By Aaron Earls
On Easter Sunday, Jesus rose from the dead and many Americans rise from their beds.
A 2012 LifeWay Research survey found 93% of pastors say Easter Sunday is one of their church’s highest attendance days.
That’s in part because a 2013 LifeWay Research study found 41% of American adults say they plan to attend church on Easter, including 15% of non-Christians.
People are planning to show up to church for Easter, or at least haven’t ruled that out. Here are five ways to make your Easter invites more effective.
1. Actually invite people.
Nothing is less effective than not inviting people at all.
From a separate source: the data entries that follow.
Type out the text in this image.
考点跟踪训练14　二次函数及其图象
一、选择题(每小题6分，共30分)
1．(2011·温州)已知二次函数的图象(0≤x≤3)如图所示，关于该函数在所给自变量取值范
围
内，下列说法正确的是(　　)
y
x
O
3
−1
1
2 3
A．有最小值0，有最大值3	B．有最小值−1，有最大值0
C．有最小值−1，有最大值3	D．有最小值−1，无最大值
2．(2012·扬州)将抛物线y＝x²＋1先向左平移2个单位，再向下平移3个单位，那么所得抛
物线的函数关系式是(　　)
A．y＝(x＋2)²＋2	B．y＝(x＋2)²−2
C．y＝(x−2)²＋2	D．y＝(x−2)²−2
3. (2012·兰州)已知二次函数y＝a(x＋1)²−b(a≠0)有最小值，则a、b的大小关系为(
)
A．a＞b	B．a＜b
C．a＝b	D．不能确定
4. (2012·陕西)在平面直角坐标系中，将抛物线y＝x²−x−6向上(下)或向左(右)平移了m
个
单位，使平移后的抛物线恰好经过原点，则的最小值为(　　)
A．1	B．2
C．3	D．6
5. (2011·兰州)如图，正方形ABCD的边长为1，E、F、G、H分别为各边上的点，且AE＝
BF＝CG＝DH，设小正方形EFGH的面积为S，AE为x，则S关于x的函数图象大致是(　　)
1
What might surprise many churchgoers is that people are open to faith conversations and church invitations.
LifeWay Research found around half (47%) of unchurched Americans say they would discuss freely if someone wants to talk about their religious beliefs.
Few say they would discuss with some discomfort (12%) or change the subject as soon as possible. (11%).
The vast majority of the unchurched (73%) don’t believe their Christian friends talk about their faith too much.
2. Invite people you know.
The 2016 study of the unchurched found 55% of unchurched Americans say a personal invitation from a family member would be effective in getting them to visit a church.
Similar numbers (51%) say the same about an invitation from a friend or neighbor.
The study also found 79% say they don’t mind their friends talking about their faith, if they really value it.
Encourage members of your church to think about people in their lives that they know or see on a regular basis and start inviting those individuals first.
3. Don’t assume they’re thinking about eternity.
If you are starting that conversation about faith, pointing them to heaven or hell may be something to which they’ve never given much thought.
More than 4 in 10 unchurched Americans (43%) say they never wonder if they would go to heaven when they die.
Around 3 in 10 say they think about it at least monthly—10% daily, 8% weekly, and 11% monthly.
4. Talk about their purpose in life.
While they may not think about eternity, the unchurched seem to have contemplated purpose.
Seven in 10 agree that there is an ultimate purpose and plan for every person’s life, and 57% agree that finding deeper purpose is a major priority in their life.
Help them see how church (and ultimately an encounter with Christ) can direct them toward the purpose they are seeking.
5. Back up works with actions.
Many unchurched say they would be more interested in listening to what Christians have to say if they saw the faith lived out.
Around a third say they would be more likely to listen if they saw Christians treating others better because of their faith (32%) or caring for people’s needs because of their faith (31%).
A quarter say Christians being happier because of their faith (26%) or standing up against injustice because of their faith (24%) would convince them to listen.